Sodom and Gomorrah IV pp 95-99

p 96 | "...the Academicians...": candidates for election to the various academies, the Académie Française above all, are expected to gather support in this way. (Sturrock notes)

p 96 | Mme de Durfort: the Durfort family appears in the Memoirs of Saint-Simon, one of Proust's principal sources of aristocratic names; various members were still prominent in Parisian society in his own day. (Sturrock notes)

p 97 | Mélanie Pourtalès: Comtesse Edmond de Pourtalès, née Mélanie de Bussière (c.1832-1914), had been a lady-in-waiting to the Empress Eugénie, wife of Napoleon III. (Sturrock notes)

Oratorian temple
p 97 | "Holy Synod and the Oratorian temple": the Holy Synod was an ecclesiastical body of the Russian Orthodox church, founded in 1721 and suppressed in 1917; in modern Russia, it serves by Church statute as the highest governing body of the Russian Orthodox Church in the periods between Bishops' Councils. Oratoire du Louvre is a Protestant church on the rue de Rivoli in Paris. It was given to the Protestants by Napoleon in 1811. Before then, it was the royal chapel of the kings of France. (Sturrock notes)

p 98 | General Staff: Representatives from all French military forces (army, navy, air, etc.).

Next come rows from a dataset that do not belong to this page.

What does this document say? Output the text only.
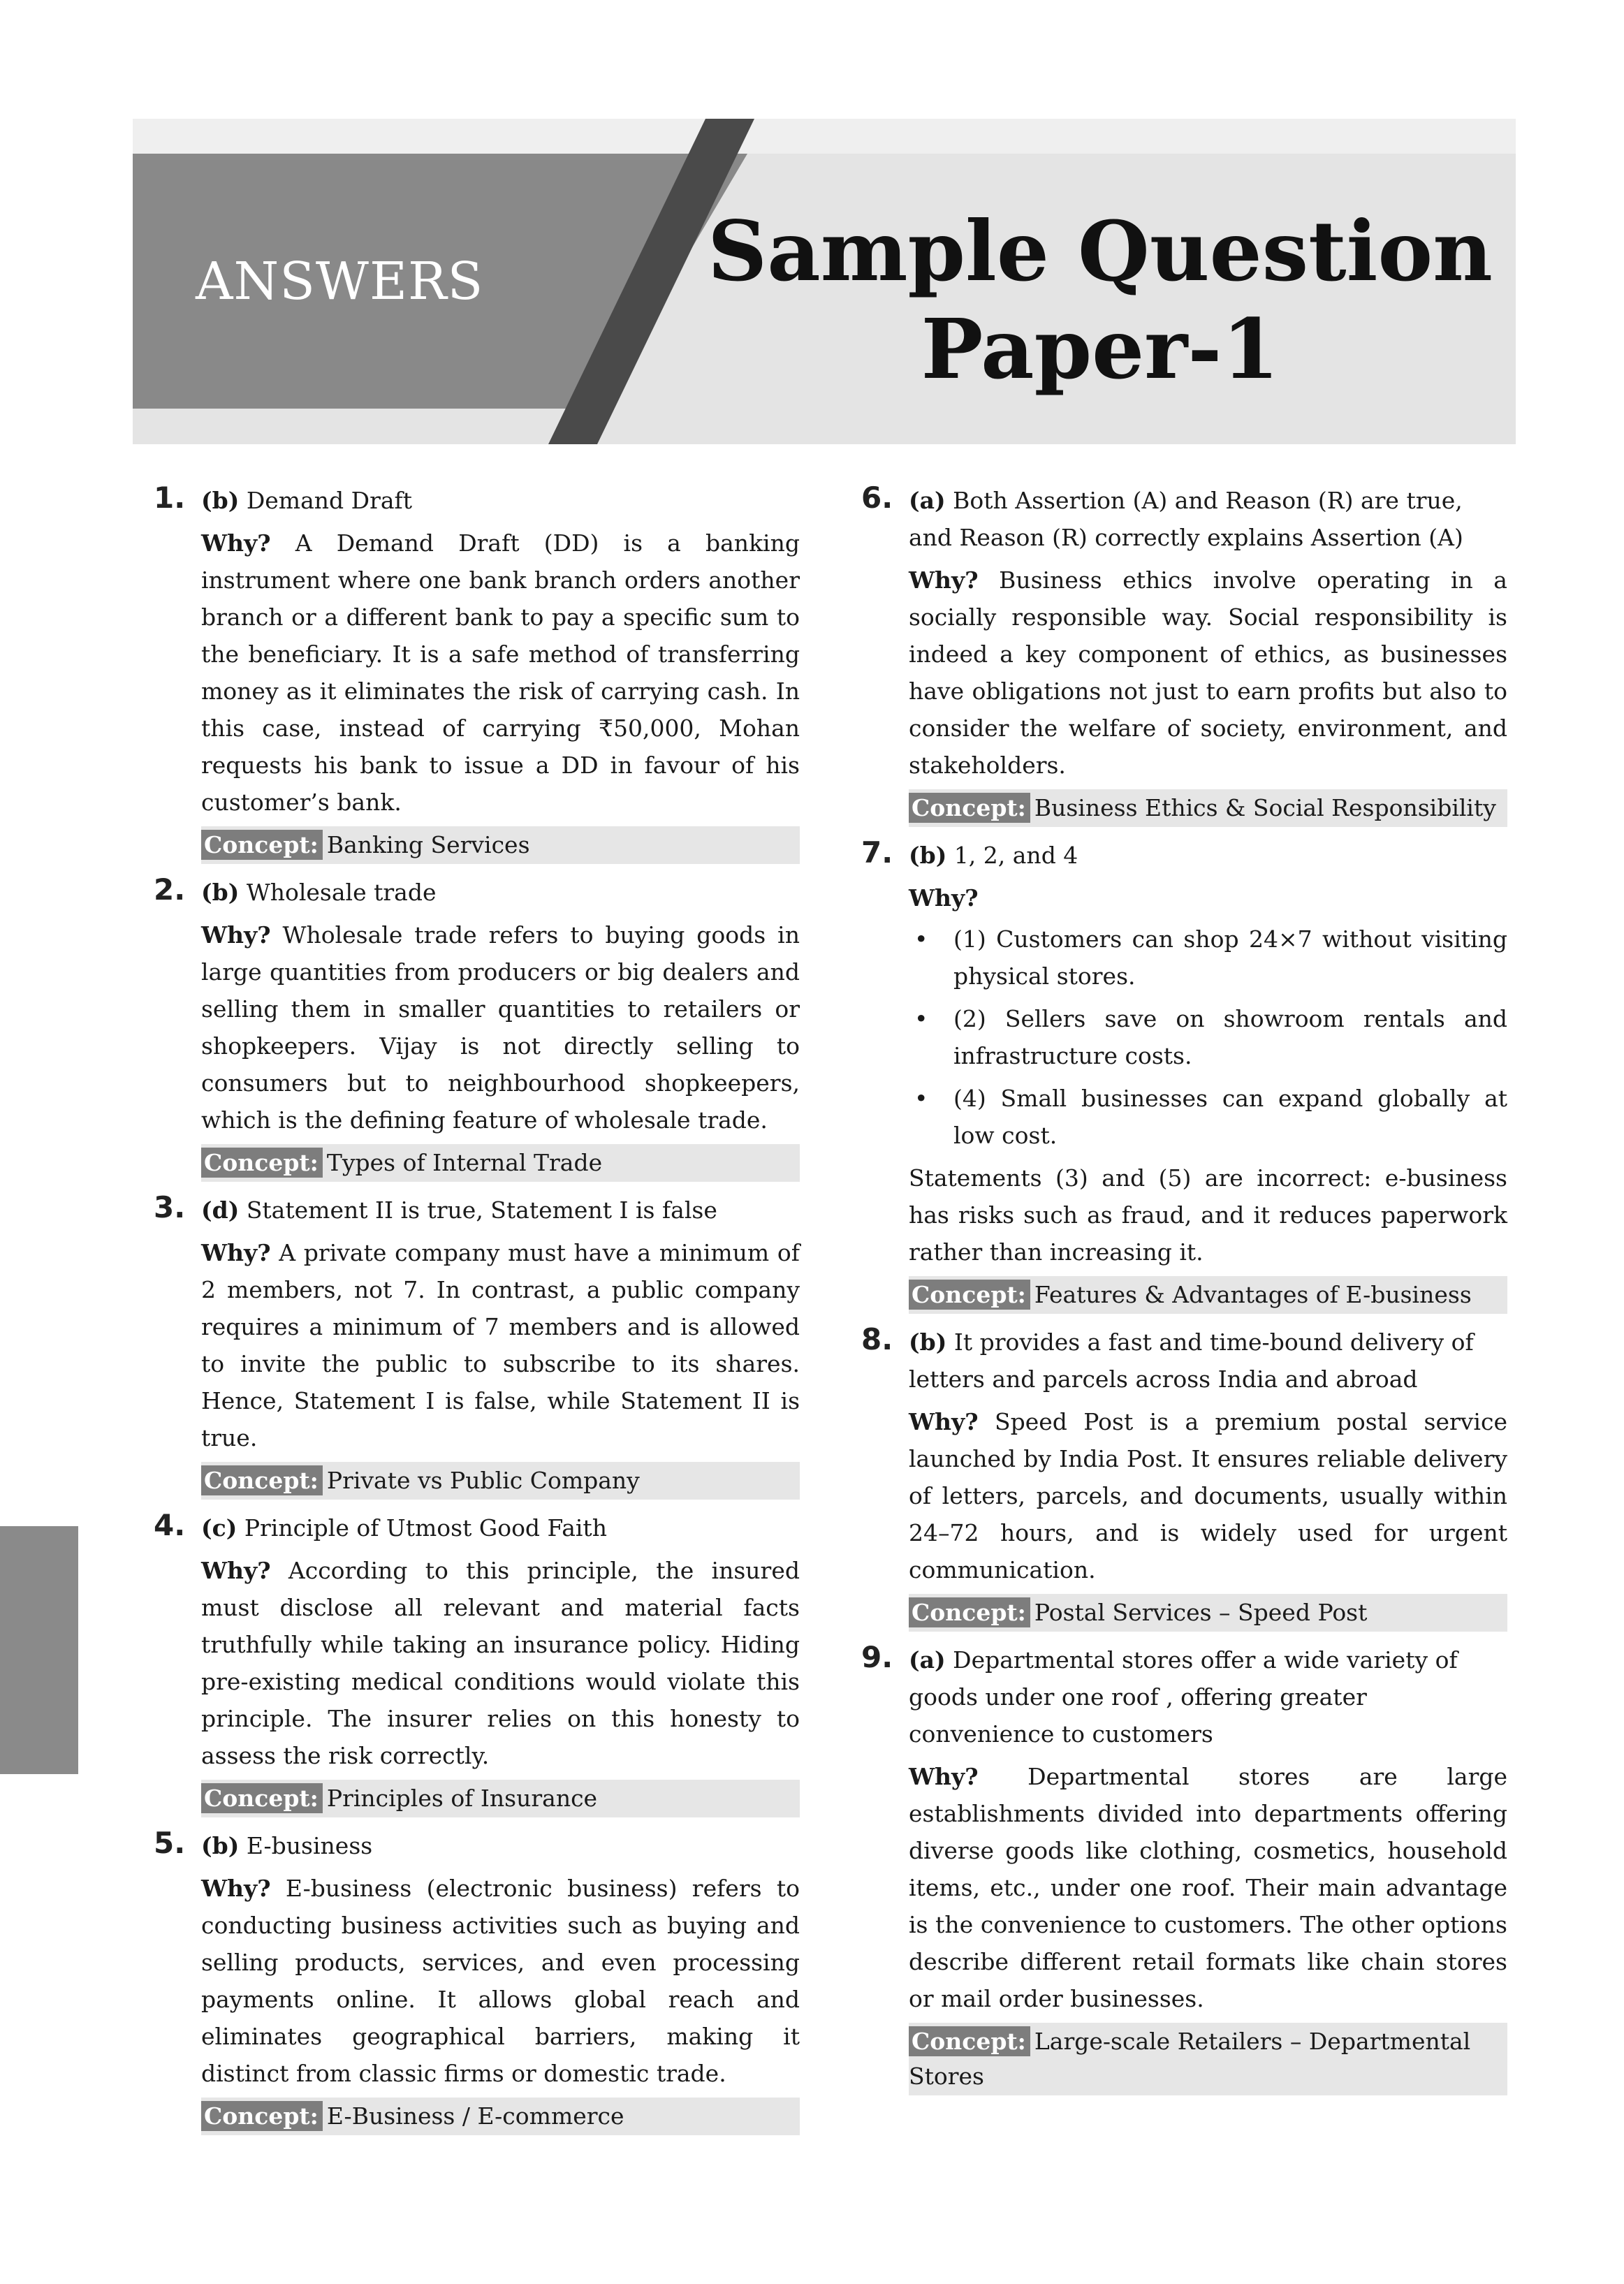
ANSWERS	Sample Question
Paper-1
1. (b) Demand Draft
Why? A Demand Draft (DD) is a banking instrument where one bank branch orders another branch or a different bank to pay a specific sum to the beneficiary. It is a safe method of transferring money as it eliminates the risk of carrying cash. In this case, instead of carrying ₹50,000, Mohan requests his bank to issue a DD in favour of his customer’s bank.
Concept: Banking Services
2. (b) Wholesale trade
Why? Wholesale trade refers to buying goods in large quantities from producers or big dealers and selling them in smaller quantities to retailers or shopkeepers. Vijay is not directly selling to consumers but to neighbourhood shopkeepers, which is the defining feature of wholesale trade.
Concept: Types of Internal Trade
3. (d) Statement II is true, Statement I is false
Why? A private company must have a minimum of 2 members, not 7. In contrast, a public company requires a minimum of 7 members and is allowed to invite the public to subscribe to its shares. Hence, Statement I is false, while Statement II is true.
Concept: Private vs Public Company
4. (c) Principle of Utmost Good Faith
Why? According to this principle, the insured must disclose all relevant and material facts truthfully while taking an insurance policy. Hiding pre-existing medical conditions would violate this principle. The insurer relies on this honesty to assess the risk correctly.
Concept: Principles of Insurance
5. (b) E-business
Why? E-business (electronic business) refers to conducting business activities such as buying and selling products, services, and even processing payments online. It allows global reach and eliminates geographical barriers, making it distinct from classic firms or domestic trade.
Concept: E-Business / E-commerce
6. (a) Both Assertion (A) and Reason (R) are true, and Reason (R) correctly explains Assertion (A)
Why? Business ethics involve operating in a socially responsible way. Social responsibility is indeed a key component of ethics, as businesses have obligations not just to earn profits but also to consider the welfare of society, environment, and stakeholders.
Concept: Business Ethics & Social Responsibility
7. (b) 1, 2, and 4
Why?
• (1) Customers can shop 24×7 without visiting physical stores.
• (2) Sellers save on showroom rentals and infrastructure costs.
• (4) Small businesses can expand globally at low cost.
Statements (3) and (5) are incorrect: e-business has risks such as fraud, and it reduces paperwork rather than increasing it.
Concept: Features & Advantages of E-business
8. (b) It provides a fast and time-bound delivery of letters and parcels across India and abroad
Why? Speed Post is a premium postal service launched by India Post. It ensures reliable delivery of letters, parcels, and documents, usually within 24–72 hours, and is widely used for urgent communication.
Concept: Postal Services – Speed Post
9. (a) Departmental stores offer a wide variety of goods under one roof , offering greater convenience to customers
Why? Departmental stores are large establishments divided into departments offering diverse goods like clothing, cosmetics, household items, etc., under one roof. Their main advantage is the convenience to customers. The other options describe different retail formats like chain stores or mail order businesses.
Concept: Large-scale Retailers – Departmental Stores
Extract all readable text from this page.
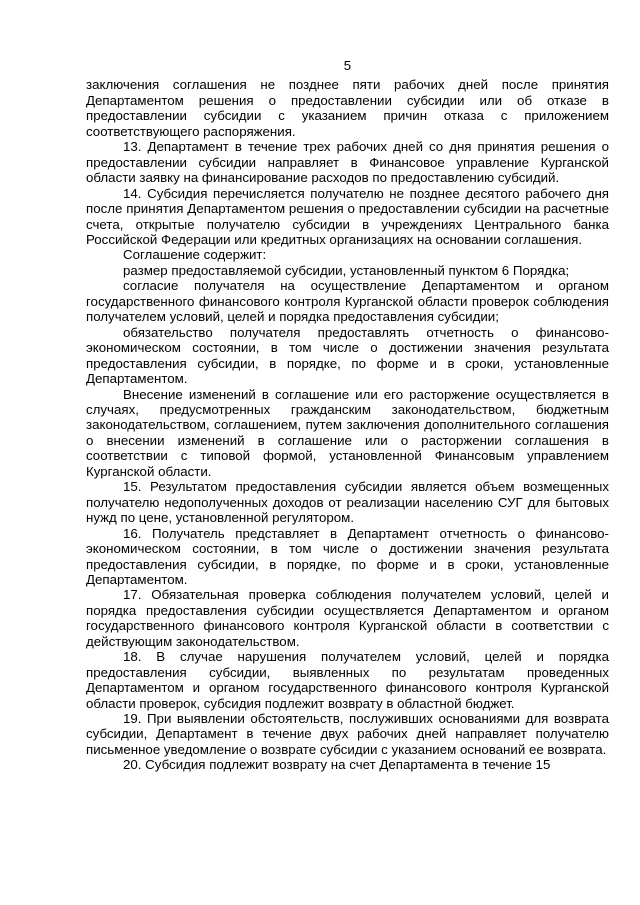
5

заключения соглашения не позднее пяти рабочих дней после принятия Департаментом решения о предоставлении субсидии или об отказе в предоставлении субсидии с указанием причин отказа с приложением соответствующего распоряжения.

13. Департамент в течение трех рабочих дней со дня принятия решения о предоставлении субсидии направляет в Финансовое управление Курганской области заявку на финансирование расходов по предоставлению субсидий.

14. Субсидия перечисляется получателю не позднее десятого рабочего дня после принятия Департаментом решения о предоставлении субсидии на расчетные счета, открытые получателю субсидии в учреждениях Центрального банка Российской Федерации или кредитных организациях на основании соглашения.

Соглашение содержит:

размер предоставляемой субсидии, установленный пунктом 6 Порядка;

согласие получателя на осуществление Департаментом и органом государственного финансового контроля Курганской области проверок соблюдения получателем условий, целей и порядка предоставления субсидии;

обязательство получателя предоставлять отчетность о финансово-экономическом состоянии, в том числе о достижении значения результата предоставления субсидии, в порядке, по форме и в сроки, установленные Департаментом.

Внесение изменений в соглашение или его расторжение осуществляется в случаях, предусмотренных гражданским законодательством, бюджетным законодательством, соглашением, путем заключения дополнительного соглашения о внесении изменений в соглашение или о расторжении соглашения в соответствии с типовой формой, установленной Финансовым управлением Курганской области.

15. Результатом предоставления субсидии является объем возмещенных получателю недополученных доходов от реализации населению СУГ для бытовых нужд по цене, установленной регулятором.

16. Получатель представляет в Департамент отчетность о финансово-экономическом состоянии, в том числе о достижении значения результата предоставления субсидии, в порядке, по форме и в сроки, установленные Департаментом.

17. Обязательная проверка соблюдения получателем условий, целей и порядка предоставления субсидии осуществляется Департаментом и органом государственного финансового контроля Курганской области в соответствии с действующим законодательством.

18. В случае нарушения получателем условий, целей и порядка предоставления субсидии, выявленных по результатам проведенных Департаментом и органом государственного финансового контроля Курганской области проверок, субсидия подлежит возврату в областной бюджет.

19. При выявлении обстоятельств, послуживших основаниями для возврата субсидии, Департамент в течение двух рабочих дней направляет получателю письменное уведомление о возврате субсидии с указанием оснований ее возврата.

20. Субсидия подлежит возврату на счет Департамента в течение 15
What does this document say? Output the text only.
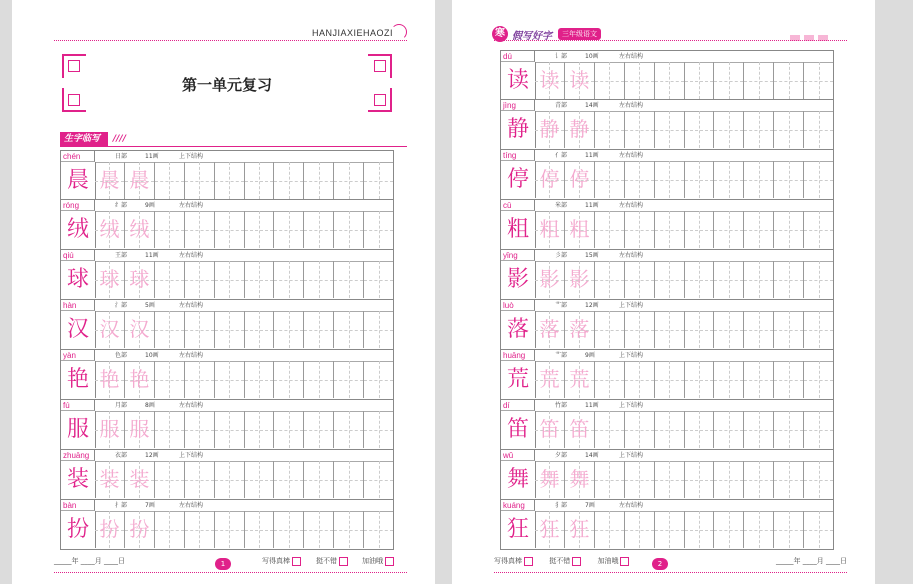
HANJIAXIEHAOZI
第一单元复习
生字临写 ////
chén	日部	11画	上下结构
晨 晨 晨
róng	纟部	9画	左右结构
绒 绒 绒
qiú	王部	11画	左右结构
球 球 球
hàn	氵部	5画	左右结构
汉 汉 汉
yàn	色部	10画	左右结构
艳 艳 艳
fú	月部	8画	左右结构
服 服 服
zhuāng	衣部	12画	上下结构
装 装 装
bàn	扌部	7画	左右结构
扮 扮 扮
_____年 ____月 ____日	写得真棒	挺不错	加油哦
1
寒 假写好字	三年级语文
dú	讠部	10画	左右结构
读 读 读
jìng	青部	14画	左右结构
静 静 静
tíng	亻部	11画	左右结构
停 停 停
cū	米部	11画	左右结构
粗 粗 粗
yǐng	彡部	15画	左右结构
影 影 影
luò	艹部	12画	上下结构
落 落 落
huāng	艹部	9画	上下结构
荒 荒 荒
dí	竹部	11画	上下结构
笛 笛 笛
wǔ	夕部	14画	上下结构
舞 舞 舞
kuáng	犭部	7画	左右结构
狂 狂 狂
写得真棒	挺不错	加油哦	_____年 ____月 ____日
2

p 99 | Eugène-Marin Labiche (1815-88), comic playwright who wrote many of the most popular and amusing light comedies of the 19th-century French stage. Born into the bourgeois class, which provided the social setting for most of his works. Typically, the plays are based on an improbable incident evolving into an imbroglio that brings out the folly and frailty of the characters.